Significant risks associated with Brexit but the NHS across Wales is continuing to plan for a no-deal which we see as the worst-case scenario.
- Our priority is that patients do not suffer as a result of the Brexit process. Even if there is a no-deal we cannot have no agreement about how to protect patients in Wales, the UK and across Europe. We are therefore calling on both the UK Government and the European Commission to guarantee patient safety whatever happens. That means free movement of medicines, free movement of medical devices and supplies for as long as it takes to resolve these concerns.
- This is an unprecedented situation for the health service. Of course, the NHS can adapt to emergencies, but that doesn’t mean we shouldn’t seek to avoid them. No-deal and no arrangements to protect patients is simply not acceptable and could potentially impact on the quality of services and impact on people’s lives.

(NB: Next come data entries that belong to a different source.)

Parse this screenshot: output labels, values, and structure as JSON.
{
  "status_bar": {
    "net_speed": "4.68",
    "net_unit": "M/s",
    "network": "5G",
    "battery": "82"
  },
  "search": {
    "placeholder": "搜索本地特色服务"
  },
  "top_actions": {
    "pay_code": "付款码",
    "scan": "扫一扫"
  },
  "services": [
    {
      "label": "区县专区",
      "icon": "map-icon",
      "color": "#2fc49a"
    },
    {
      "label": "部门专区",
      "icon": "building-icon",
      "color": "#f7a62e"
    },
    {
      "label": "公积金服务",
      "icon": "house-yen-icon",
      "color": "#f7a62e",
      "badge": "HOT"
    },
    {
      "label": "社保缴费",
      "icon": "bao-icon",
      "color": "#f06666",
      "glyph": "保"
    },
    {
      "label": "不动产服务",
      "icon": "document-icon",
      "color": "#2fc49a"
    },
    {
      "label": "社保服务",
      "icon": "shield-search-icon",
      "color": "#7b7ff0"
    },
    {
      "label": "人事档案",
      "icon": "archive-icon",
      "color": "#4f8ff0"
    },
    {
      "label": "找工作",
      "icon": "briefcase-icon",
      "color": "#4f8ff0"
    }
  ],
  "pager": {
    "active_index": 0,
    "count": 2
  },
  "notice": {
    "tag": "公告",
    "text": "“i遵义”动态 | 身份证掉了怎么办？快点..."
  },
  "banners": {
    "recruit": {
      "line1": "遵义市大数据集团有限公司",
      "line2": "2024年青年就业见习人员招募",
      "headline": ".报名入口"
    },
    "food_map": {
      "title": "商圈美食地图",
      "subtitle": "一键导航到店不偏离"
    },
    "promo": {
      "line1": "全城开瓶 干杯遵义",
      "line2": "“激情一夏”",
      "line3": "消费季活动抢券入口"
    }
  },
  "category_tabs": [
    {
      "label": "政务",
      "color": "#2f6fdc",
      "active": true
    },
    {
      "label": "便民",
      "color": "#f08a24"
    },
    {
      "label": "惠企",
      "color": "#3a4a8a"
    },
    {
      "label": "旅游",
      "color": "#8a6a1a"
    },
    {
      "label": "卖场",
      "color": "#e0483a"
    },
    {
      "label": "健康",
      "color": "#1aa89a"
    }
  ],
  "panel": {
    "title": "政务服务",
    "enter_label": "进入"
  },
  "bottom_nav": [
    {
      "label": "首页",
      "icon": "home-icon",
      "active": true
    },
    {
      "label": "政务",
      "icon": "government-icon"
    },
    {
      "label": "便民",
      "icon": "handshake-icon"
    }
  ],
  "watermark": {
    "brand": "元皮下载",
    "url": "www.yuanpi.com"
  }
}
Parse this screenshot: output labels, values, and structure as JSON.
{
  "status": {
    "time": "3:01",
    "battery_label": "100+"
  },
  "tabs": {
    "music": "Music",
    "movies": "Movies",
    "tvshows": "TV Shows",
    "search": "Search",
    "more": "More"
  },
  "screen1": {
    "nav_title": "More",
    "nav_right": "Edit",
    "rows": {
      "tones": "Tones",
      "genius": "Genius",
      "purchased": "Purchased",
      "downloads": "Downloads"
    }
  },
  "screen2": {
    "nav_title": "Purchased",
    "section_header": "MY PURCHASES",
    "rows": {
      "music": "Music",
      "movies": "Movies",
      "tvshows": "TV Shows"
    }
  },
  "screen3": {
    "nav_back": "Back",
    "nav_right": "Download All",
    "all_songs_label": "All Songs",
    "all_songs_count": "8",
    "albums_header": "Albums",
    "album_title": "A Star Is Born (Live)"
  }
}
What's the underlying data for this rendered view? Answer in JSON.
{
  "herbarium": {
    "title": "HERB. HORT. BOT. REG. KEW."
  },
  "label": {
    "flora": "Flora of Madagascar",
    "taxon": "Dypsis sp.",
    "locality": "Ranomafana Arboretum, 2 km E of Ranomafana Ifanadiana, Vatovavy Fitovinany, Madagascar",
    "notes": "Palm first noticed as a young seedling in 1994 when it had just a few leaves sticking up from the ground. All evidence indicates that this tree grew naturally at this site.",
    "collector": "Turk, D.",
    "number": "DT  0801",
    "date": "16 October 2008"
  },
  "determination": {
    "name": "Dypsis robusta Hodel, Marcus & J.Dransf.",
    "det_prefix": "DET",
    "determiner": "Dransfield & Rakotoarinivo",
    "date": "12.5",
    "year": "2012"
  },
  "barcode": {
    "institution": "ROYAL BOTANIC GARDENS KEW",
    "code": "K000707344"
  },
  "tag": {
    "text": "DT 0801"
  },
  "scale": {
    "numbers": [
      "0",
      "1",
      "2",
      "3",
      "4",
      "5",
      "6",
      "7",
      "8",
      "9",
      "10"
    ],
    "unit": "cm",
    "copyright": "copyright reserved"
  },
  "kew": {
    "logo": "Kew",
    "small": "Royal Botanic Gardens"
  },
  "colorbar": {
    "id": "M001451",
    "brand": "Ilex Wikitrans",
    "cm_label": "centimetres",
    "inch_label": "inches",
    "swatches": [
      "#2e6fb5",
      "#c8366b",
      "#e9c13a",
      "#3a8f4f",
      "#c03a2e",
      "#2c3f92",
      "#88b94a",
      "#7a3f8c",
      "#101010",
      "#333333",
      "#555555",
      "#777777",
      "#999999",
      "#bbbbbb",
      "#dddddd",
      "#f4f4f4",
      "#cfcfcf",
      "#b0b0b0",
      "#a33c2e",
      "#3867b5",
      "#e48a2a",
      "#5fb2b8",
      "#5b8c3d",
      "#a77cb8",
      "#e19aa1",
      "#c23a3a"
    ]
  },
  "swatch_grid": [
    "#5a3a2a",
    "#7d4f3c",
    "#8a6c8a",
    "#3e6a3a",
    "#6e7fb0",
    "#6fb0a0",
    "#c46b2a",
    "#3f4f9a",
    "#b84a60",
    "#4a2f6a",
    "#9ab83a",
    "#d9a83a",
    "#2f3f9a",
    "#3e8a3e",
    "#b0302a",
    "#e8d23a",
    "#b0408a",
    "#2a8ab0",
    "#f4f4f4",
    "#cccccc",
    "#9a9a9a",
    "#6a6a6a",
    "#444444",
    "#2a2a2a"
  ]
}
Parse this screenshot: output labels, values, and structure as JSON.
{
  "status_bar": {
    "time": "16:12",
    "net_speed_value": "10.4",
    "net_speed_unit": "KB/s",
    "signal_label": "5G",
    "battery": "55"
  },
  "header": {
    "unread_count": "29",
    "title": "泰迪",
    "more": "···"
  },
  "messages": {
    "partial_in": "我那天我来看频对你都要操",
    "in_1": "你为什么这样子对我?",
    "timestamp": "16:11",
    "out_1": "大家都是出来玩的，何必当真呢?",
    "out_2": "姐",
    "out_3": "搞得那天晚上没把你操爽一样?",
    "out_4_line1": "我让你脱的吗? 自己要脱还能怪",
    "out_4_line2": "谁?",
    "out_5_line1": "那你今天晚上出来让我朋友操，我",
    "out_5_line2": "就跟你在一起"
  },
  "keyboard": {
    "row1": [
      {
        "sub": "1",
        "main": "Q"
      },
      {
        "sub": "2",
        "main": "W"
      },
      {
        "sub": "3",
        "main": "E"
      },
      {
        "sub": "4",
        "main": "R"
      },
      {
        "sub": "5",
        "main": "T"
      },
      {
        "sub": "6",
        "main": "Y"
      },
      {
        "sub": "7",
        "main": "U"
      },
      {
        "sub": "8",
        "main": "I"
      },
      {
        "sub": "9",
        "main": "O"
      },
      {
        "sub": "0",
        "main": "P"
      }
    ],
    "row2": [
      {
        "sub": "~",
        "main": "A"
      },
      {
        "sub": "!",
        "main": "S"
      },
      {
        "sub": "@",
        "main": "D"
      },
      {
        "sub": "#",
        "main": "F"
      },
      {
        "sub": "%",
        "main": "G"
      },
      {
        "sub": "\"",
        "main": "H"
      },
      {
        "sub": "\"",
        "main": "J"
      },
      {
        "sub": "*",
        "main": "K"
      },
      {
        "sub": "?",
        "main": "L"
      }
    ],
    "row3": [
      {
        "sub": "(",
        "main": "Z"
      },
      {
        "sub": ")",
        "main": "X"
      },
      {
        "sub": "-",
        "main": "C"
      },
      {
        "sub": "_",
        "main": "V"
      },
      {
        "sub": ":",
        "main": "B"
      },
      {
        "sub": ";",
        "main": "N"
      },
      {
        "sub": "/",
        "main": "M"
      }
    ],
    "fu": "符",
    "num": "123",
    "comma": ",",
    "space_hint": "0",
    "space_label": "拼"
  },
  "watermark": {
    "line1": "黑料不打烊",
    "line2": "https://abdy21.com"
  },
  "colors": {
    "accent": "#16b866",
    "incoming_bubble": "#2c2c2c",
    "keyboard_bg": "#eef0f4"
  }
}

- Currently 1,450 individuals directly employed by the NHS in Wales identified themselves as EU nationals on the Electronic Staff Record.
- Health and social care requires a future immigration system which is responsive, agile and easy-to-use for both employers and those applying. We are extremely concerned about whether the visa proposals in the UK Government’s Immigration White Paper will encourage the numbers of care staff that social care needs to sustain services and we want a guarantee from the UK Government that its settled status programme for EEA nationals will be honoured in the event of a no-deal Brexit.
- Both the UK and the Welsh Government have engaged with the health service in Wales on several issues and listened to the concerns that we have raised and responded to them and we will continue this engagement over the coming days, weeks and months.